第156話
息も、絶え絶えに、攻撃の手を緩めない、カレンである。
他の三人も、順調に、剣術科の生徒たちを、戦闘不能にしていった。
(……大丈夫。十五分以内に、ケリがつく)
残すは、後、僅かだった。
一番厄介だと、抱いていたセナは、意識を刈り取り、すでに倒れている。
カレンの中で、要注意人物は、もういない。
(名前を、知らないものばかり……。後は……)
剣術科の生徒を、よく知らないカレン。
数年前まで、学院に入り込んだ諜報員を、リュートたちと共に、狩っていた経験をフルに活用し、情報がない剣術科の生徒を相手に、戦いを繰り広げていたのだ。
この戦いにおいて、回復のポーションを使ったのは、一度きりだった。
時間をかけたくなかった。
息継ぎの間を与えないように、戦っているカレンだ。
自分の回復も、極力少なく、相手を仕留めることに、意識を注いでいる。
極度の疲労で、虚ろになりそうになる眼光に、叱咤していた。
視界を、広げていく。
「まだ、戦える……」
か細く、呟いていた。
相手をしている、剣術科の生徒。
カレンの前には、汗だくなダンが、立ちはだかっている。
タフなようで、毒や麻痺を喰らっているはずなのに、攻撃の手が、弱まることがない。
(何、こいつ……)
必死に、攻撃を仕掛けているダン。
スピードも、攻撃威力も、落ちていない。
リュートを相手に、訓練していることもあり、以前よりも、俄然、体力も、気力も、ついて、メキメキ、力をつけていったのである。
器用に、寸前で、相手の攻撃を交わしていった。
カレンも、序盤の俊敏さが、なくなっている。
そのため、攻撃を交わすことに、遅れが生じていた。
唇を噛み締め、目の前にいるカレンを倒そうと、ダンが、躍起になっていたのだ。
すでに、ローゼルやパウロは、倒されていた。
けれど、相手にしているカレンも、負ける訳にはいかない。
距離をとりつつ、最近、憶え始めた精霊呪文を、駆使していく。
疲れが滲む、カレンの形相。
それに対し、カレンが、風精霊系を使用しているので、ダンの身体は、至るところに、切り傷ができ上がっていた。
ダンも、すでに薬草を切らし、回復を見込めない。
もう、後がなかったのだ。
後は、意地しか、なかったのだった。
鬼気迫る顔。
ダンが、突っ込んでくる。
もう少し、距離をとろうとした途端、左足がとられ、思わず、態勢を崩れていた。
身体が、傾き始めるが、態勢を立て直そうと……。
自分の失態に、大きく、目を見開くカレン。
にやりと、ダンが、口を歪めている。
舐められっぱなしで、終われるかとばかり、この一打で、決めると言う顔で、渾身の攻撃を振り上げていた。
(やられる!)
だが、目を瞑る真似はしない。
ダンを、睨んでいるカレン。
カレンの目の前にいたダンが、突如、吹き飛ばされていた。
咄嗟の出来事に、すぐさま、反応することができない。
「大丈夫? カレン」
安堵しているクラインが近づき、回復のポーションを渡す。
渡されたカレン。
無言で、受け取り、乱暴にポーションを飲んだ。
戦いは、終わっている訳ではない。
無茶しているカレンを、心配したブラークたちが、瞬時に、クラインが、カレンの下へいけるように、援護していたのである。
寸前のところで、カレンを、助けることができたのだ。
外野で、見学していたカーチスは、大きく、胸を撫で下ろしている。
リュートたちも、仲間がやられるところを見ていられず、出て行こうとしていたのを、睨みを利かせていた、ラジュールの無言の圧力によって、叶わなかったのだった。
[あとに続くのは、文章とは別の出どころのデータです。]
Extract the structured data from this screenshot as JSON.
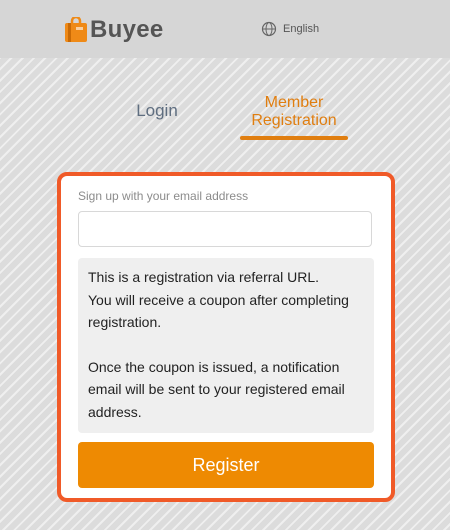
{
  "header": {
    "logo_text": "Buyee",
    "logo_icon": "shopping-bag-icon",
    "language_icon": "globe-icon",
    "language_label": "English"
  },
  "tabs": [
    {
      "label": "Login",
      "active": false
    },
    {
      "label_line1": "Member",
      "label_line2": "Registration",
      "active": true
    }
  ],
  "form": {
    "email_label": "Sign up with your email address",
    "email_value": "",
    "notice_line1": "This is a registration via referral URL.",
    "notice_line2": "You will receive a coupon after completing registration.",
    "notice_line3": "Once the coupon is issued, a notification email will be sent to your registered email address.",
    "register_label": "Register"
  },
  "colors": {
    "accent": "#ee8a02",
    "tab_active": "#e07e10",
    "highlight_border": "#f05a28",
    "tab_inactive": "#5f6e80"
  }
}
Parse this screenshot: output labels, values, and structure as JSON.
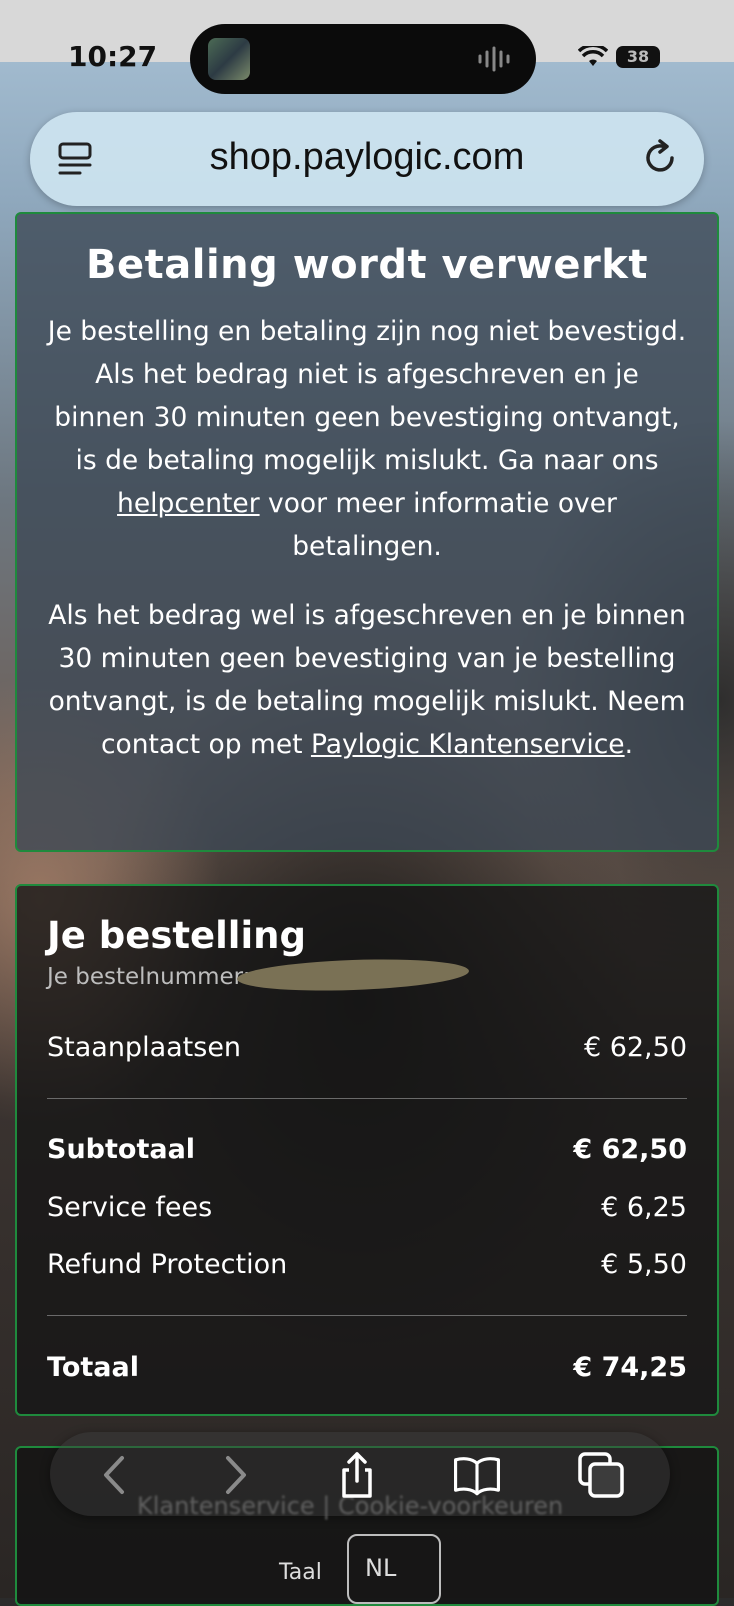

クラインに続き、カレンも、すぐに、戦いに戻っていく。
その後は、早かった。
残っている剣術科の生徒たちを、次々に、仕留めていったのだ。
グランドの中で、立っているのは、カレンたち四人だけと、なっていたのである。
剣術科の生徒は、意識を刈り取られた者、傷を負って、戦闘不能になった者だけだった。
誰一人として、戦える者が、いなくなっていた。
こうした状況に、眉を潜めているカイル。
「終了だ」
ラジュールの声が、グランドの中で、響き渡っていた。